We find our strength in our togetherness. This is our power. Power is simply the ability to act, and when we act together, especially after we have taken time to learn one another’s stories, we find our power.
A few years ago, our faith communities, beginning with our ordained clergy, began a conversation with each other: what would it take for our values to have more impact? Our communities of faith are rightly proud about the healing work we do in the midst of all this suffering and injustice, with our food pantries, our Walks for Hunger, our drop-in centers, and the like. But our values are the values that should rule our daily lives in the world as it should be, and that should hold more sway than those lousy values of scarcity and domination. Those lousy values are loud and pushy in the public square and they take up all the oxygen. Our values of justice and compassion are weak in the public square. They need to rise above the loud, pushy values so people can claim a different and better vision of public life together.
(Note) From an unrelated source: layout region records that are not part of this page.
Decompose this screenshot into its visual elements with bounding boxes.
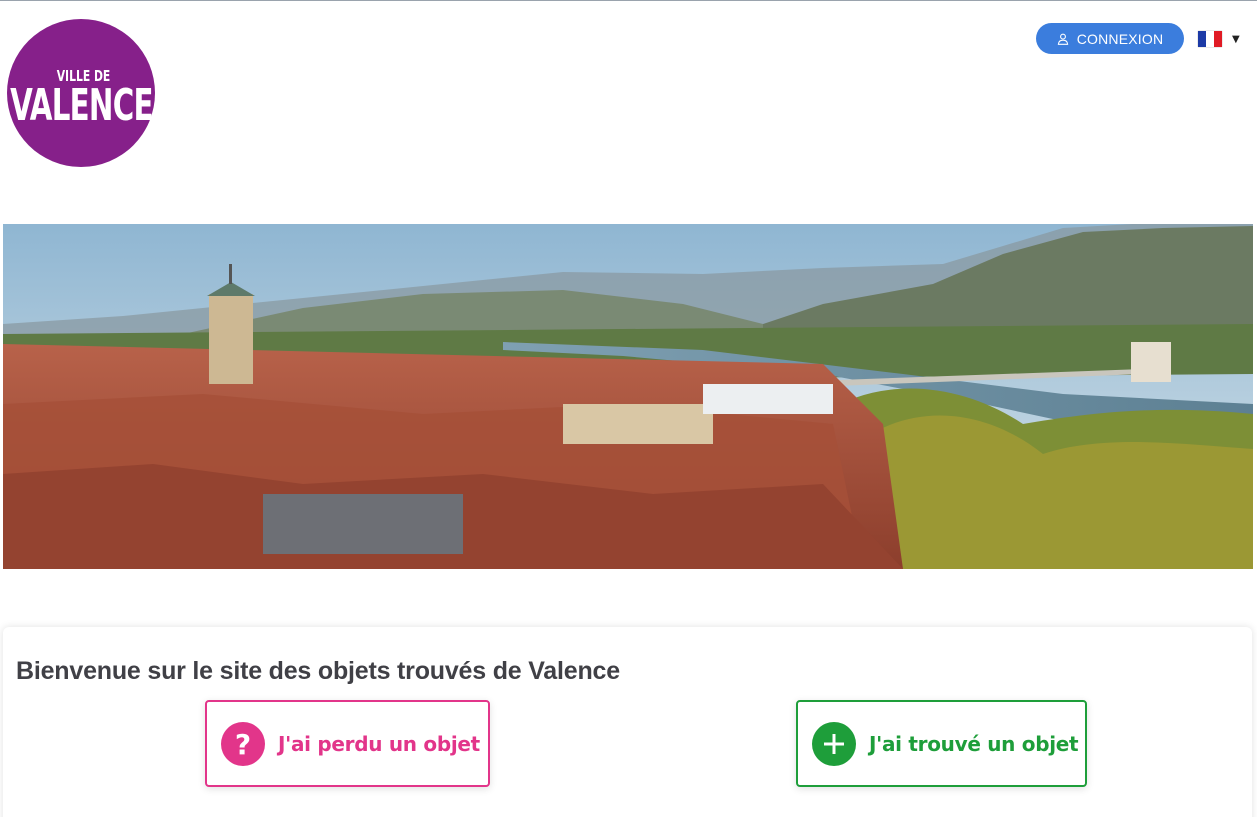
- panorama-image: [3, 224, 1253, 569]
- city-panorama-banner: [3, 224, 1253, 569]
- login-button[interactable]: CONNEXION: [1036, 23, 1184, 54]
- svg-text:?: ?: [235, 728, 251, 761]
- language-selector[interactable]: ▼: [1198, 31, 1240, 47]
- welcome-card: Bienvenue sur le site des objets trouvés…: [3, 627, 1252, 817]
- lost-object-label: J'ai perdu un objet: [278, 731, 480, 756]
- french-flag-icon: [1198, 31, 1222, 47]
- user-icon: [1057, 33, 1068, 45]
- found-object-button[interactable]: J'ai trouvé un objet: [796, 700, 1087, 787]
- page-title: Bienvenue sur le site des objets trouvés…: [16, 657, 620, 685]
- found-object-label: J'ai trouvé un objet: [869, 731, 1079, 756]
- logo-line2: VALENCE: [9, 80, 153, 131]
- city-logo[interactable]: VILLE DE VALENCE: [7, 19, 155, 167]
- lost-object-button[interactable]: ? J'ai perdu un objet: [205, 700, 490, 787]
- plus-icon: [812, 721, 856, 766]
- question-icon: ?: [221, 721, 265, 766]
- chevron-down-icon: ▼: [1232, 33, 1240, 45]
- login-label: CONNEXION: [1076, 30, 1164, 47]
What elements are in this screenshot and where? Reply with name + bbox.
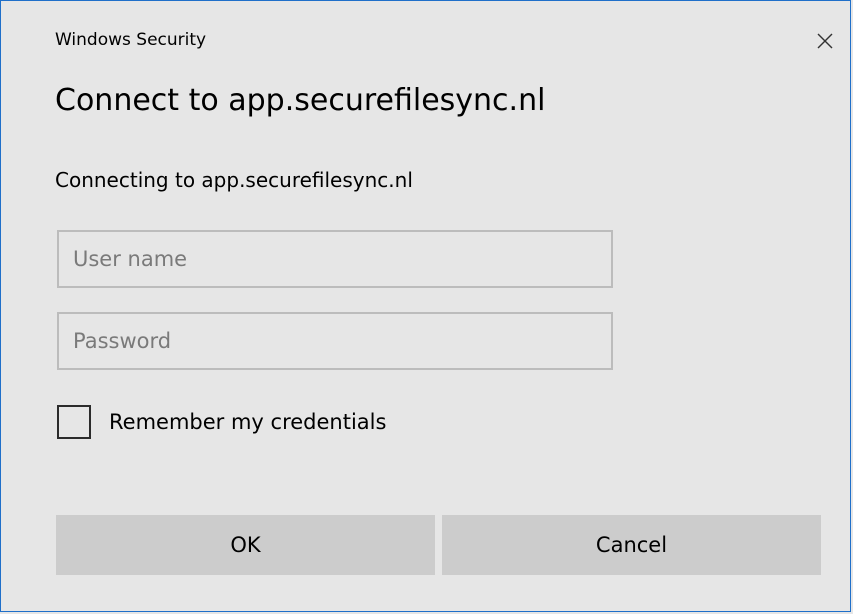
password-field[interactable] [57,312,613,370]
window-title: Windows Security [55,30,207,50]
remember-credentials-option[interactable]: Remember my credentials [57,404,386,440]
close-button[interactable] [805,21,845,61]
ok-button[interactable]: OK [56,515,435,575]
cancel-button[interactable]: Cancel [442,515,821,575]
close-icon [817,33,833,49]
dialog-heading: Connect to app.securefilesync.nl [55,83,546,118]
username-field[interactable] [57,230,613,288]
credential-dialog: Windows Security Connect to app.securefi… [0,0,851,612]
remember-credentials-label: Remember my credentials [109,410,387,434]
connecting-text: Connecting to app.securefilesync.nl [55,168,413,192]
remember-credentials-checkbox[interactable] [57,405,91,439]
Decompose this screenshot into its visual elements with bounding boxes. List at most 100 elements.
What would it take for us to defeat those lousy values of scarcity and domination? It would take us reaching out to one another, across differences, sometimes very daunting differences. To get to know one another deeply. To invite each other to power. To build relationships of trust and mutual agency with one another.
And so here we are. Together. On the verge of creating power for the common, beautiful, possible values all of our diverse faith traditions have taught us. We have run leadership institutes and trained scores of our members as leaders. We have gathered together almost 200 of our members in 40 house meetings over the past several weeks to build relationships and hear our concerns. Tonight we will move this work forward: with a name. With a date for a founding assembly. With an agenda for action.
Before this year is done, we will launch our own, powerful, diverse organization. We will have each others’ backs. We will stand together. We will act in unison for the Common Good. We will win. And we begin tonight by uncovering our power the way we always do – one precious, sacred relationship at a time.